Es nützt aber nichts, die Augen zu verschließen, um die drohende 
Gefahr nicht zu sehen, sie kommt trotzdem; man kann auch nicht solcher 
Gefahr, die wie eine allgemeine Epidemie sich überall hin verbreitet, 
aus dem Wege gehen, sondern muß mannhaft und beherzt sie zu 
besiegen trachten. 
In unserer rasch lebigen Zeit wird die vor wenigen Jahren von 
einem unserer tüchtigsten Juristen*) aufgeworfene Frage, wie sich der 
Haupteid in der Zukunft gestalten werde, ehevor sie praktisch gelöst 
wird, von der viel wichtigeren Frage verdrängt werden — wie wird 
sich die Rechtspflege ohne Eid gestalten? 

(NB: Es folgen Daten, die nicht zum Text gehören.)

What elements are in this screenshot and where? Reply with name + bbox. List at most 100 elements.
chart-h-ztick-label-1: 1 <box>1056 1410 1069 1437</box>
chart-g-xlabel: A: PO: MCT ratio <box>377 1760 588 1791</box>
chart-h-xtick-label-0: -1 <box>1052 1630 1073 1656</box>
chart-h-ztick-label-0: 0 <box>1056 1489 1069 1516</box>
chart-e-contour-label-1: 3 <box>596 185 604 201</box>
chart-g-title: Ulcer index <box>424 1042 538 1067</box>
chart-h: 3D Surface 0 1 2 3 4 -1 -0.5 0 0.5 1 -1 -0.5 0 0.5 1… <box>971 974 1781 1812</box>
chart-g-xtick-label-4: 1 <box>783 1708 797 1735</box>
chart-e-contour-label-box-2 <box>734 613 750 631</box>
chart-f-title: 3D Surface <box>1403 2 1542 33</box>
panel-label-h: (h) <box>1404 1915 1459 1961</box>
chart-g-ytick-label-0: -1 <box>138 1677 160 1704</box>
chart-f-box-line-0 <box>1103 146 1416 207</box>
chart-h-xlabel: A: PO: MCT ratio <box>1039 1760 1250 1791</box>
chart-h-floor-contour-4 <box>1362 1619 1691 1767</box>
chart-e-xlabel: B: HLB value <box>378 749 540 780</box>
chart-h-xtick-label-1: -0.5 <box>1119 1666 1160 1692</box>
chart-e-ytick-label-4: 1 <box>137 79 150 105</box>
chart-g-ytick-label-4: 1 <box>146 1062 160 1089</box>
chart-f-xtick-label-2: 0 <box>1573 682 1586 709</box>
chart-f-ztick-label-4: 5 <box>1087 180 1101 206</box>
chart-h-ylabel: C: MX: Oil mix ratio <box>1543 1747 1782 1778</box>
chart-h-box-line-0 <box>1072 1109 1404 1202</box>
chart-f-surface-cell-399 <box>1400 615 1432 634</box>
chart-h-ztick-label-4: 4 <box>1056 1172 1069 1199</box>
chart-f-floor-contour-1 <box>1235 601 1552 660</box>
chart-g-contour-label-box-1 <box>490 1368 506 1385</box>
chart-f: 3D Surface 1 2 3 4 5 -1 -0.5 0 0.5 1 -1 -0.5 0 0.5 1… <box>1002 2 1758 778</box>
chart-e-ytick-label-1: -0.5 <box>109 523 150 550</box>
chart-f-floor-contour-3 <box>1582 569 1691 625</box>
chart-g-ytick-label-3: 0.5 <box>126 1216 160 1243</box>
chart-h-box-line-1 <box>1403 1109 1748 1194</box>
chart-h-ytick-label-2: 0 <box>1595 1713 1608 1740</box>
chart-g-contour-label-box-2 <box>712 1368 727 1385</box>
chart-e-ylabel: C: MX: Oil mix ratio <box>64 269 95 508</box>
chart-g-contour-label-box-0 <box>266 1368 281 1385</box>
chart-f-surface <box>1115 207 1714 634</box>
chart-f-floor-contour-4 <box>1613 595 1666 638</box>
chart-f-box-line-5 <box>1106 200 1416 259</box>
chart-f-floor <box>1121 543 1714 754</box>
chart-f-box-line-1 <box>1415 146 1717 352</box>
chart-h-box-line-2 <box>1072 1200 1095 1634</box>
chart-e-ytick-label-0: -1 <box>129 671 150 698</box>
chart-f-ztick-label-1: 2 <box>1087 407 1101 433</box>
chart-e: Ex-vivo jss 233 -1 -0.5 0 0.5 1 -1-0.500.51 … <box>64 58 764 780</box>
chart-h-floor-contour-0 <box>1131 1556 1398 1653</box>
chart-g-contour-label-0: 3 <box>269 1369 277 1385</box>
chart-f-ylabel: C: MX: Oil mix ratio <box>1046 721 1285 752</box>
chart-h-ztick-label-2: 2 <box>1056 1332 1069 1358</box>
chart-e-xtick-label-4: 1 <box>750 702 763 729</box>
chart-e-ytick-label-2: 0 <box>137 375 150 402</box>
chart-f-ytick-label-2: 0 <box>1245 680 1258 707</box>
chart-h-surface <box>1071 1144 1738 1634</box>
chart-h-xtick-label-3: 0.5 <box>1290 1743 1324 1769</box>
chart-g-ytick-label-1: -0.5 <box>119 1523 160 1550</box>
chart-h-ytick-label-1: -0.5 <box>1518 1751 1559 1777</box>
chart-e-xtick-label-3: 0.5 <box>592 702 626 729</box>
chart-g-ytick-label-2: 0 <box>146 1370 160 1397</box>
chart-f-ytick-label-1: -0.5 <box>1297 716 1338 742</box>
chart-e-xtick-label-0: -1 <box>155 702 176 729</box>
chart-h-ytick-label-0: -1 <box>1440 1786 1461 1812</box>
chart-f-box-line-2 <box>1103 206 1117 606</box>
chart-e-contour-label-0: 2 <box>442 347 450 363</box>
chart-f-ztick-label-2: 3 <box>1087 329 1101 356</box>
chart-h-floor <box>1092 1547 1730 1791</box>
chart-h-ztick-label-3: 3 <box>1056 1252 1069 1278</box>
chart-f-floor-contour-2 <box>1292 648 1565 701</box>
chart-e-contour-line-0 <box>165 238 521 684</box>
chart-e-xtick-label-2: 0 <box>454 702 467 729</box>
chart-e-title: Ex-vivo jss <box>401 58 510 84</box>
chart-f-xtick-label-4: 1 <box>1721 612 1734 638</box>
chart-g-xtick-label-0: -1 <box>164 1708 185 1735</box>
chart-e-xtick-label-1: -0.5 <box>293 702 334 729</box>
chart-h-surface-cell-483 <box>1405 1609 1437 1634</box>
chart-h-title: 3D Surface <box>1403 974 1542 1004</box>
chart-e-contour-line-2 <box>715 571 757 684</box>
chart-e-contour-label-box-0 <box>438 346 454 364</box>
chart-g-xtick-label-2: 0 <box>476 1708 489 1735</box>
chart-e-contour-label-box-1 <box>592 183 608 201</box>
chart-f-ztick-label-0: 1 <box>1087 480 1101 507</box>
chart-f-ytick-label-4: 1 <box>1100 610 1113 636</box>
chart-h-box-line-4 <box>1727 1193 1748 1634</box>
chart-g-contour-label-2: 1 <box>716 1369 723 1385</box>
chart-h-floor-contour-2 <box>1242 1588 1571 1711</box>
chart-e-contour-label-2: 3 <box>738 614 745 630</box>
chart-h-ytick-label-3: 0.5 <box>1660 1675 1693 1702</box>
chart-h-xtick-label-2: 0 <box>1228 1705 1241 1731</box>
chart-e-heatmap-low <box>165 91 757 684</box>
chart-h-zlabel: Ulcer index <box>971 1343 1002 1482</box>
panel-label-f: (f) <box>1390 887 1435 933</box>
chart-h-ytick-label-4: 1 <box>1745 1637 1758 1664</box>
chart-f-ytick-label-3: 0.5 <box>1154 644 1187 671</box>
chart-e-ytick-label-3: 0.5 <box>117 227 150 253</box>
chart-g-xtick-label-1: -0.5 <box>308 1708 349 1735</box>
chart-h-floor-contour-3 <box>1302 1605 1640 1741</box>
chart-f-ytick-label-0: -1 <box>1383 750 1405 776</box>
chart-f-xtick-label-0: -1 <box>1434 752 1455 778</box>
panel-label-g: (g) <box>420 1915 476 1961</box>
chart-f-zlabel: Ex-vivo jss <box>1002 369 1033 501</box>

Es ist notorisch, daß eine große Zahl in der Gegenwart gar 
keinen Werth auf den Eid legt, und daß ebenso, wo man den Man 
gel aller religiösen Grundlage kennt, auf die eidliche Bekräftigung 
solcher Personen kein Gewicht gelegt werden kann. 
*) Glaser: „Gegenwart und Zukunft des Hciuptcides", allg. äst. Gerichts- 
Zeitung 1866, Nr. 19—28.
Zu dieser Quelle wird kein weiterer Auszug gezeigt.